E aí reside um dos temas do filme, que contrapõe a paixão criativa autêntica à incapacidade de muitos em valorizá-la, já que a obsessão por compartilhar cada experiência com o mundo através de redes sociais substitui aos poucos o prazer de vivê-las (pensem nas milhares de pessoas que vão ao Louvre e, diante da Mona Lisa, optam por vê-la através da tela do celular enquanto fotografam a pintura mais conhecida do mundo em vez de absorverem o fato de que a poucos metros está a tela tocada por Leonardo da Vinci). Do mesmo modo, O Menu discute a situação do artista que sente ter perdido seu propósito ao abandonar sua pulsão criativa a fim de atender aos algoritmos e à lógica do mercado – e não é à toa que, ao preparar um prato mais simples, sem ostentação, o chef consegue resgatar parte do amor pelo que faz (algo que o compositor Colin Stetson ressalta ao incluir um tema que remete à música sacra, como se aquilo se tratasse de uma experiência religiosa).

Dito isso, se há uma tese central em O Menu, esta se relaciona ao desprezo absoluto dos realizadores pela “elite” econômica, não sendo coincidência que Mark Mylod tenha dirigido também vários episódios da excepcional Succession (eu consigo ver qualquer membro da família Roy visitando o Hawthorne).
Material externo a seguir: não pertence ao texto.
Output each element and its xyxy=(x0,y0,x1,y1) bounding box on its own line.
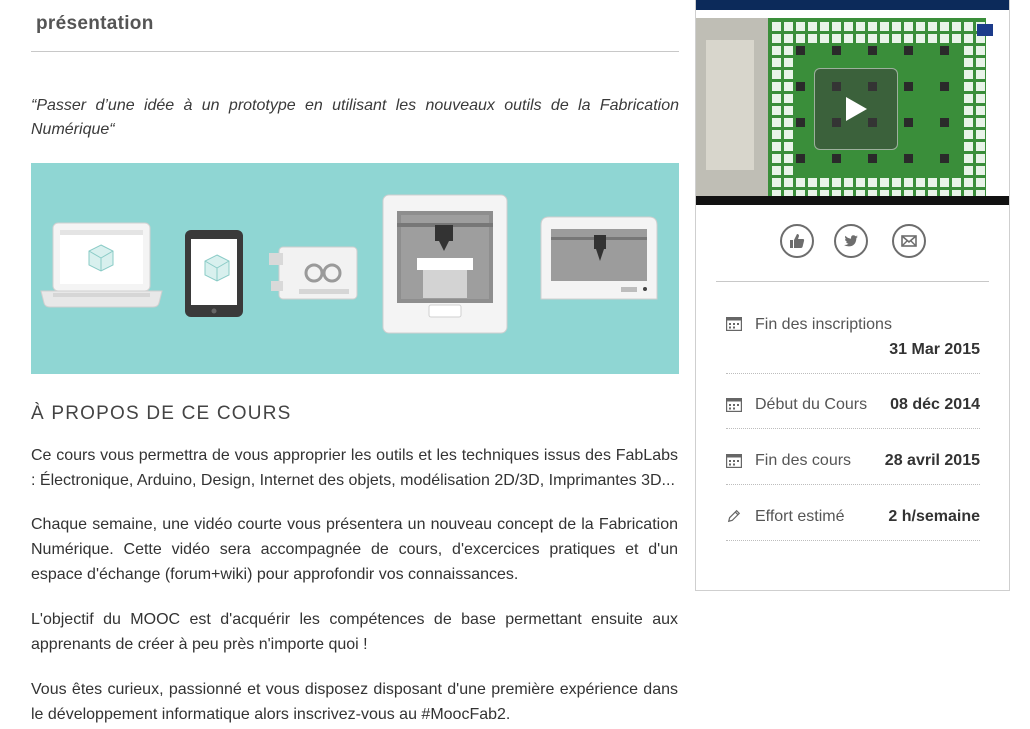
info-value: 31 Mar 2015 xyxy=(889,341,980,358)
course-sidebar: Fin des inscriptions 31 Mar 2015 Début d… xyxy=(695,0,1010,591)
info-value: 28 avril 2015 xyxy=(884,452,980,469)
description-paragraph: Ce cours vous permettra de vous appropri… xyxy=(31,447,678,489)
divider xyxy=(716,281,989,282)
share-bar xyxy=(696,224,1009,264)
course-quote: “Passer d’une idée à un prototype en uti… xyxy=(31,97,679,138)
info-row-enrollment-end: Fin des inscriptions 31 Mar 2015 xyxy=(726,312,980,374)
info-row-effort: Effort estimé 2 h/semaine xyxy=(726,484,980,541)
info-row-course-end: Fin des cours 28 avril 2015 xyxy=(726,428,980,485)
info-label: Fin des inscriptions xyxy=(755,316,892,333)
info-row-course-start: Début du Cours 08 déc 2014 xyxy=(726,373,980,429)
info-label: Fin des cours xyxy=(755,452,852,469)
section-title: présentation xyxy=(36,13,154,34)
info-value: 2 h/semaine xyxy=(888,508,980,525)
hero-illustration xyxy=(31,163,679,374)
about-heading: À PROPOS DE CE COURS xyxy=(31,403,292,424)
tablet-illustration xyxy=(185,230,243,317)
laptop-illustration xyxy=(40,222,163,308)
info-label: Effort estimé xyxy=(755,508,845,525)
pencil-icon xyxy=(727,509,741,523)
email-icon xyxy=(901,235,917,247)
thumbs-up-icon xyxy=(790,234,805,248)
info-label: Début du Cours xyxy=(755,396,868,413)
description-paragraph: Vous êtes curieux, passionné et vous dis… xyxy=(31,681,678,723)
arduino-illustration xyxy=(269,246,358,300)
printer-illustration xyxy=(382,194,508,334)
calendar-icon xyxy=(726,398,742,412)
email-button[interactable] xyxy=(892,224,926,258)
divider xyxy=(31,51,679,52)
play-button[interactable] xyxy=(814,68,898,150)
like-button[interactable] xyxy=(780,224,814,258)
description-paragraph: L'objectif du MOOC est d'acquérir les co… xyxy=(31,611,678,653)
twitter-icon xyxy=(844,235,858,247)
description-paragraph: Chaque semaine, une vidéo courte vous pr… xyxy=(31,516,678,583)
play-icon xyxy=(846,97,867,121)
video-player[interactable] xyxy=(696,0,1009,205)
twitter-button[interactable] xyxy=(834,224,868,258)
calendar-icon xyxy=(726,317,742,331)
info-value: 08 déc 2014 xyxy=(890,396,980,413)
printer-small-illustration xyxy=(540,216,658,300)
calendar-icon xyxy=(726,454,742,468)
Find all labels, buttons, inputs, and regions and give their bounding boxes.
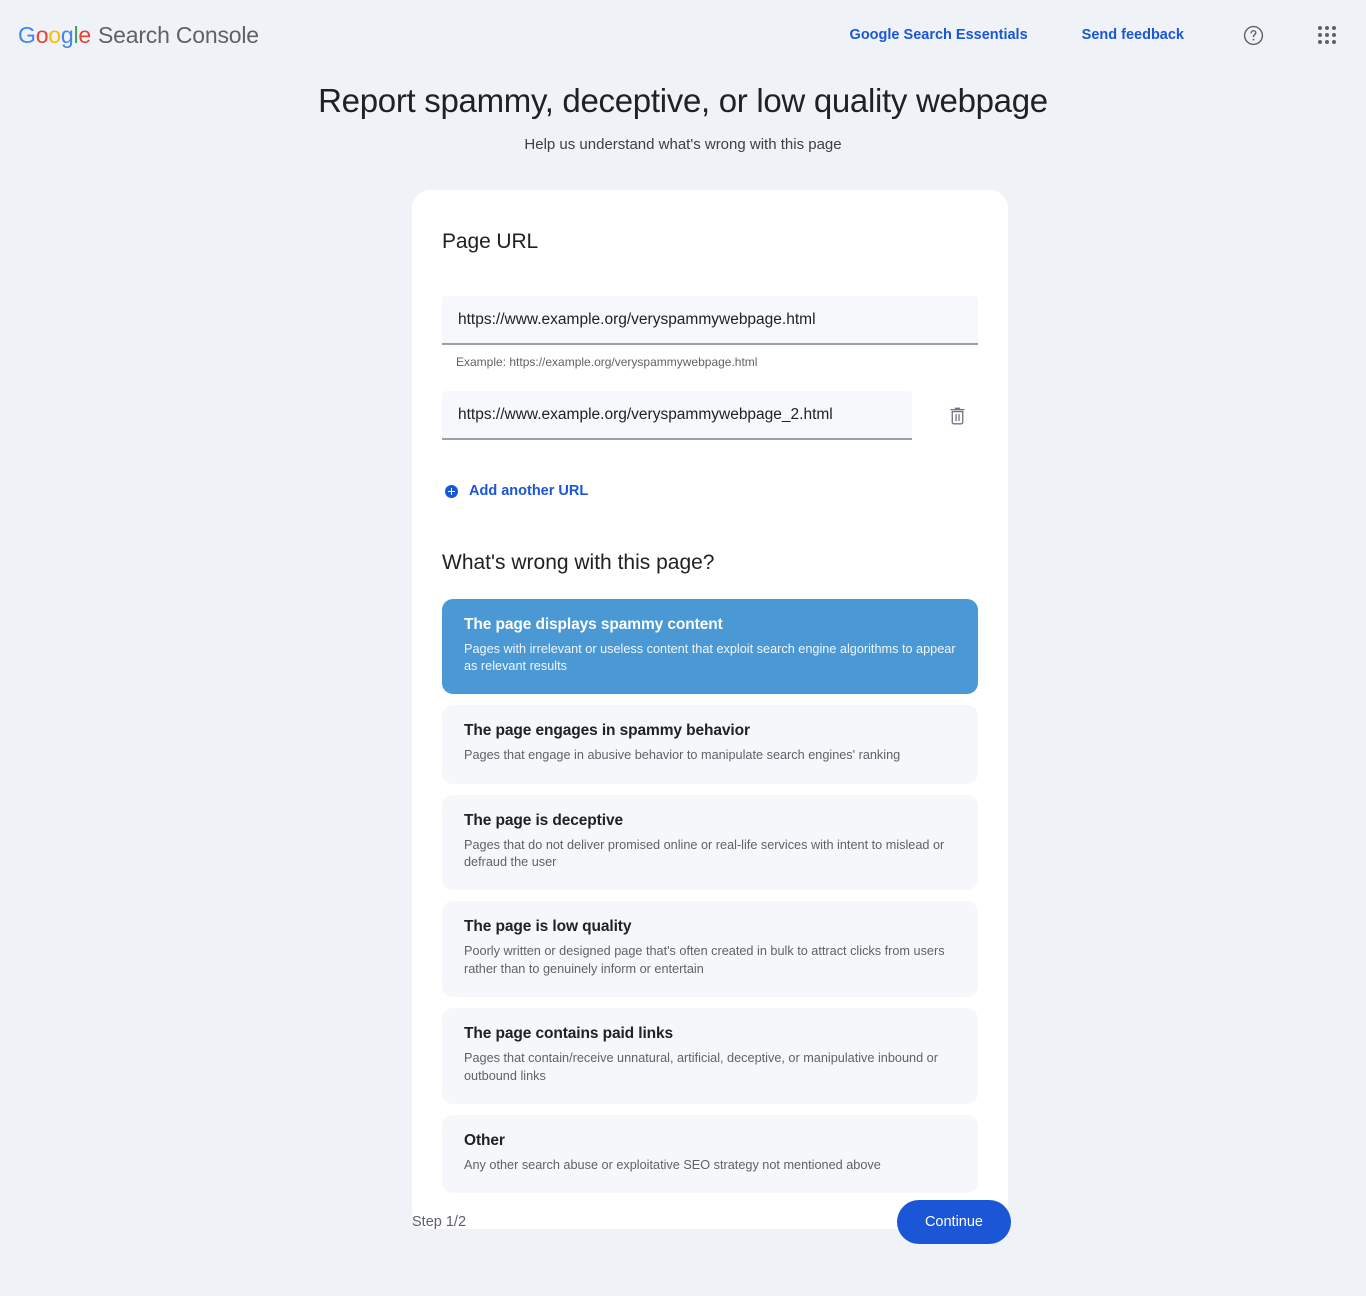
option-title: The page engages in spammy behavior <box>464 722 750 740</box>
header-actions: Google Search Essentials Send feedback <box>850 18 1344 52</box>
option-spammy-behavior[interactable]: The page engages in spammy behavior Page… <box>442 705 978 784</box>
option-title: The page contains paid links <box>464 1025 674 1043</box>
report-form-card: Page URL Example: https://example.org/ve… <box>412 190 1008 1230</box>
app-header: Google Search Console Google Search Esse… <box>0 0 1366 70</box>
trash-icon <box>950 407 964 425</box>
option-title: The page is low quality <box>464 918 632 936</box>
google-search-essentials-link[interactable]: Google Search Essentials <box>850 27 1028 43</box>
page-title: Report spammy, deceptive, or low quality… <box>318 82 1048 119</box>
url-input-1[interactable] <box>442 296 978 345</box>
option-description: Pages that do not deliver promised onlin… <box>464 837 945 870</box>
issue-options-list: The page displays spammy content Pages w… <box>442 598 978 1194</box>
option-description: Poorly written or designed page that's o… <box>464 944 945 976</box>
product-name: Search Console <box>98 21 259 48</box>
add-another-url-button[interactable]: Add another URL <box>445 483 588 499</box>
send-feedback-link[interactable]: Send feedback <box>1082 27 1184 43</box>
url-field-2-row <box>442 391 978 440</box>
option-title: The page is deceptive <box>464 811 623 829</box>
option-title: The page displays spammy content <box>464 615 723 633</box>
option-paid-links[interactable]: The page contains paid links Pages that … <box>442 1008 978 1105</box>
apps-grid-icon <box>1318 26 1336 44</box>
help-circle-icon <box>1243 25 1263 45</box>
help-button[interactable] <box>1236 18 1270 52</box>
option-description: Any other search abuse or exploitative S… <box>464 1158 881 1173</box>
option-spammy-content[interactable]: The page displays spammy content Pages w… <box>442 598 978 695</box>
option-description: Pages that contain/receive unnatural, ar… <box>464 1051 938 1083</box>
option-low-quality[interactable]: The page is low quality Poorly written o… <box>442 901 978 998</box>
url-input-2[interactable] <box>442 391 912 440</box>
option-title: Other <box>464 1132 505 1150</box>
option-description: Pages that engage in abusive behavior to… <box>464 748 901 763</box>
url-helper-text: Example: https://example.org/veryspammyw… <box>456 355 758 369</box>
form-footer: Step 1/2 Continue <box>412 1200 1011 1244</box>
brand-logo: Google Search Console <box>18 22 259 49</box>
continue-button[interactable]: Continue <box>896 1200 1011 1244</box>
option-description: Pages with irrelevant or useless content… <box>464 641 956 673</box>
question-heading: What's wrong with this page? <box>442 550 715 574</box>
google-wordmark: Google <box>18 21 91 48</box>
step-indicator: Step 1/2 <box>412 1214 467 1230</box>
page-subtitle: Help us understand what's wrong with thi… <box>524 136 842 153</box>
page-url-heading: Page URL <box>442 230 539 253</box>
option-deceptive[interactable]: The page is deceptive Pages that do not … <box>442 794 978 891</box>
option-other[interactable]: Other Any other search abuse or exploita… <box>442 1115 978 1194</box>
url-field-2-wrapper <box>442 391 912 440</box>
google-apps-button[interactable] <box>1310 18 1344 52</box>
url-field-1-wrapper <box>442 296 978 345</box>
add-another-url-label: Add another URL <box>469 483 589 499</box>
plus-circle-icon <box>445 484 458 498</box>
delete-url-2-button[interactable] <box>936 395 978 437</box>
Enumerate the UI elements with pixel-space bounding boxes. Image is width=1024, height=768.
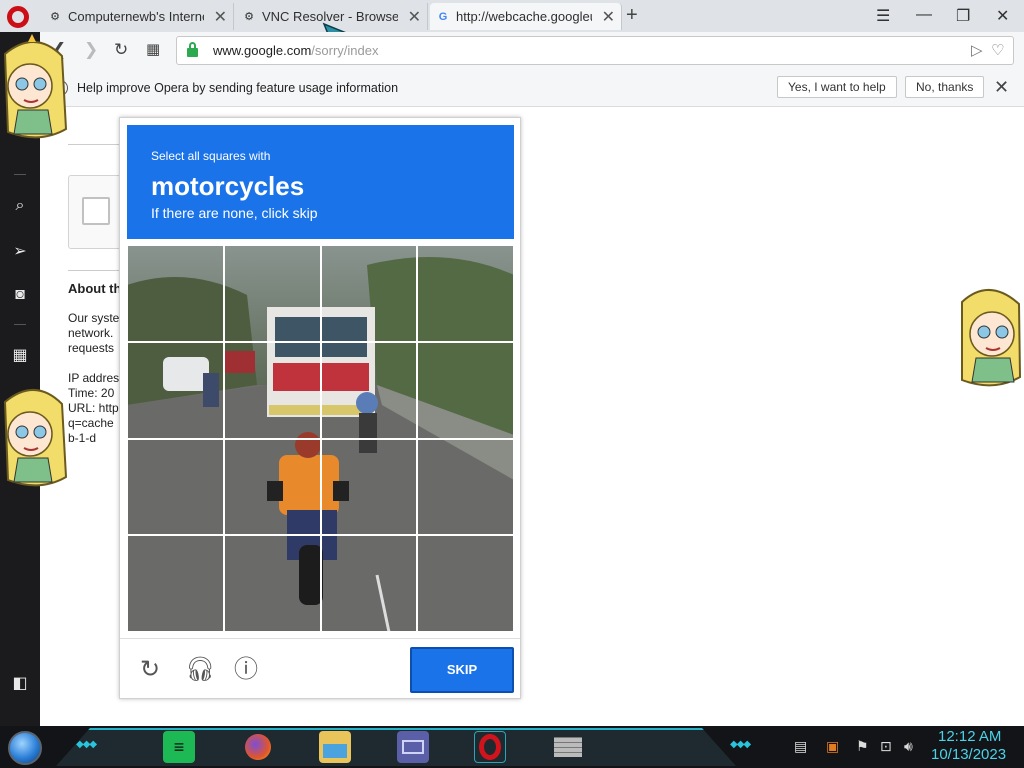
minimize-icon[interactable]: — xyxy=(916,6,932,24)
firefox-icon[interactable] xyxy=(242,731,274,763)
tab-title: Computernewb's Internet xyxy=(68,9,204,24)
show-hidden-icons[interactable]: ▤ xyxy=(794,738,807,755)
decor-dots: ◆◆◆ xyxy=(730,739,751,750)
camera-icon[interactable]: ◙ xyxy=(10,285,30,305)
bookmark-heart-icon[interactable]: ♡ xyxy=(991,41,1004,59)
java-update-icon[interactable]: ▣ xyxy=(826,738,839,755)
send-icon[interactable]: ➢ xyxy=(10,242,30,262)
about-text: Our syste xyxy=(68,311,120,325)
grid-tile[interactable] xyxy=(417,535,514,632)
challenge-instruction: Select all squares with xyxy=(151,149,271,163)
grid-tile[interactable] xyxy=(417,341,514,439)
send-to-flow-icon[interactable]: ▷ xyxy=(971,41,983,59)
grid-tile[interactable] xyxy=(127,535,224,632)
no-thanks-button[interactable]: No, thanks xyxy=(905,76,985,98)
clock-time[interactable]: 12:12 AM xyxy=(938,728,1001,745)
divider xyxy=(14,324,26,325)
close-icon[interactable]: ✕ xyxy=(408,7,421,27)
cartoon-character-sticker xyxy=(961,289,1022,387)
apps-grid-icon[interactable]: ▦ xyxy=(10,346,30,366)
grid-tile[interactable] xyxy=(127,438,224,536)
restore-icon[interactable]: ❐ xyxy=(956,6,970,26)
new-tab-button[interactable]: + xyxy=(626,4,638,27)
cartoon-character-sticker xyxy=(3,389,68,487)
about-text: q=cache xyxy=(68,416,114,430)
reload-icon[interactable]: ↻ xyxy=(137,657,163,683)
about-text: Time: 20 xyxy=(68,386,115,400)
grid-tile[interactable] xyxy=(127,341,224,439)
action-center-flag-icon[interactable]: ⚑ xyxy=(856,738,869,755)
opera-menu-icon[interactable] xyxy=(7,6,29,28)
grid-tile[interactable] xyxy=(320,438,418,536)
grid-tile[interactable] xyxy=(127,245,224,342)
grid-tile[interactable] xyxy=(223,535,321,632)
headphones-icon[interactable]: 🎧︎ xyxy=(185,657,215,683)
firewall-icon[interactable] xyxy=(552,731,584,763)
sidebar-toggle-icon[interactable]: ◧ xyxy=(10,674,30,694)
grid-tile[interactable] xyxy=(417,438,514,536)
challenge-hint: If there are none, click skip xyxy=(151,205,318,221)
divider xyxy=(14,174,26,175)
recaptcha-checkbox[interactable] xyxy=(82,197,110,225)
grid-tile[interactable] xyxy=(320,245,418,342)
info-bar: i Help improve Opera by sending feature … xyxy=(40,69,1024,107)
address-field[interactable]: www.google.com/sorry/index ▷ ♡ xyxy=(176,36,1014,65)
spotify-icon[interactable]: ≡ xyxy=(163,731,195,763)
vm-icon: ⚙ xyxy=(50,11,60,23)
about-text: URL: http xyxy=(68,401,119,415)
about-text: b-1-d xyxy=(68,431,97,445)
grid-tile[interactable] xyxy=(320,535,418,632)
recaptcha-challenge: Select all squares with motorcycles If t… xyxy=(119,117,521,699)
close-icon[interactable]: ✕ xyxy=(214,7,227,27)
clock-date[interactable]: 10/13/2023 xyxy=(931,746,1006,763)
tab-webcache[interactable]: G http://webcache.googleus ✕ xyxy=(430,3,622,30)
yes-help-button[interactable]: Yes, I want to help xyxy=(777,76,897,98)
about-text: requests xyxy=(68,341,115,355)
grid-tile[interactable] xyxy=(223,438,321,536)
close-icon[interactable]: ✕ xyxy=(994,77,1009,98)
tab-computernewb[interactable]: ⚙ Computernewb's Internet ✕ xyxy=(42,3,234,30)
challenge-header: Select all squares with motorcycles If t… xyxy=(127,125,514,239)
close-icon[interactable]: ✕ xyxy=(602,7,615,27)
taskbar-frame xyxy=(56,728,736,766)
about-text: IP addres xyxy=(68,371,120,385)
search-icon[interactable]: ⌕ xyxy=(10,196,30,216)
skip-button[interactable]: SKIP xyxy=(410,647,514,693)
decor-dots: ◆◆◆ xyxy=(76,739,97,750)
grid-tile[interactable] xyxy=(223,245,321,342)
speed-dial-icon[interactable]: ▦ xyxy=(146,40,160,58)
lock-icon xyxy=(187,42,198,57)
google-icon: G xyxy=(438,10,448,23)
challenge-target: motorcycles xyxy=(151,171,305,201)
start-button[interactable] xyxy=(8,731,42,765)
tab-strip: ⚙ Computernewb's Internet ✕ ⚙ VNC Resolv… xyxy=(0,0,1024,32)
grid-tile[interactable] xyxy=(223,341,321,439)
info-message: Help improve Opera by sending feature us… xyxy=(77,81,399,95)
navigation-bar: ❮ ❯ ↻ ▦ www.google.com/sorry/index ▷ ♡ xyxy=(40,32,1024,69)
app-window-icon[interactable] xyxy=(397,731,429,763)
reload-button[interactable]: ↻ xyxy=(114,40,128,60)
challenge-footer: ↻ 🎧︎ ⓘ SKIP xyxy=(120,638,520,698)
challenge-image-grid xyxy=(127,245,514,632)
grid-tile[interactable] xyxy=(320,341,418,439)
vm-icon: ⚙ xyxy=(244,11,254,23)
about-text: network. xyxy=(68,326,114,340)
tab-menu-icon[interactable]: ☰ xyxy=(876,6,890,26)
window-close-icon[interactable]: ✕ xyxy=(996,6,1009,26)
volume-icon[interactable]: 🔊︎ xyxy=(904,738,913,755)
grid-tile[interactable] xyxy=(417,245,514,342)
info-icon[interactable]: ⓘ xyxy=(233,657,259,683)
tab-title: http://webcache.googleus xyxy=(456,9,592,24)
opera-taskbar-icon[interactable] xyxy=(474,731,506,763)
file-explorer-icon[interactable] xyxy=(319,731,351,763)
forward-button[interactable]: ❯ xyxy=(84,40,98,60)
url-text: www.google.com/sorry/index xyxy=(213,43,379,58)
about-heading: About th xyxy=(68,281,122,296)
network-icon[interactable]: ⊡ xyxy=(880,738,892,755)
taskbar: ◆◆◆ ◆◆◆ ≡ ▤ ▣ ⚑ ⊡ 🔊︎ 12:12 AM 10/13/2023 xyxy=(0,726,1024,768)
cartoon-character-sticker xyxy=(3,34,68,139)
A beligerância de Slowik, assim, é direcionada a uma classe social movida pelo egoísmo, pela megalomania e pelo puro narcisismo – e quando ele pergunta à assistente do Ator se esta tem dívidas estudantis, o que está querendo saber de fato é a condição financeira da qual origina, o que dita como a julgará mesmo que trabalhe como assistente de uma celebridade.

Esta visão crítica, de ojeriza aos donos do capital, é algo que o Cinema, como a Arte politicamente dinâmica que é, reflete com frequência cada vez maior em uma realidade na qual as desigualdades econômicas se tornam mais e mais gritantes (como atestam produções recentes como Glass Onion, Triângulo da Tristeza, Parasita, Coringa, O Poço, O Bom Patrão, Desculpe te Incomodar, entre vários outros – e percebam que nem mencionei os filmes de Ken Loach e Stéphane Brizé).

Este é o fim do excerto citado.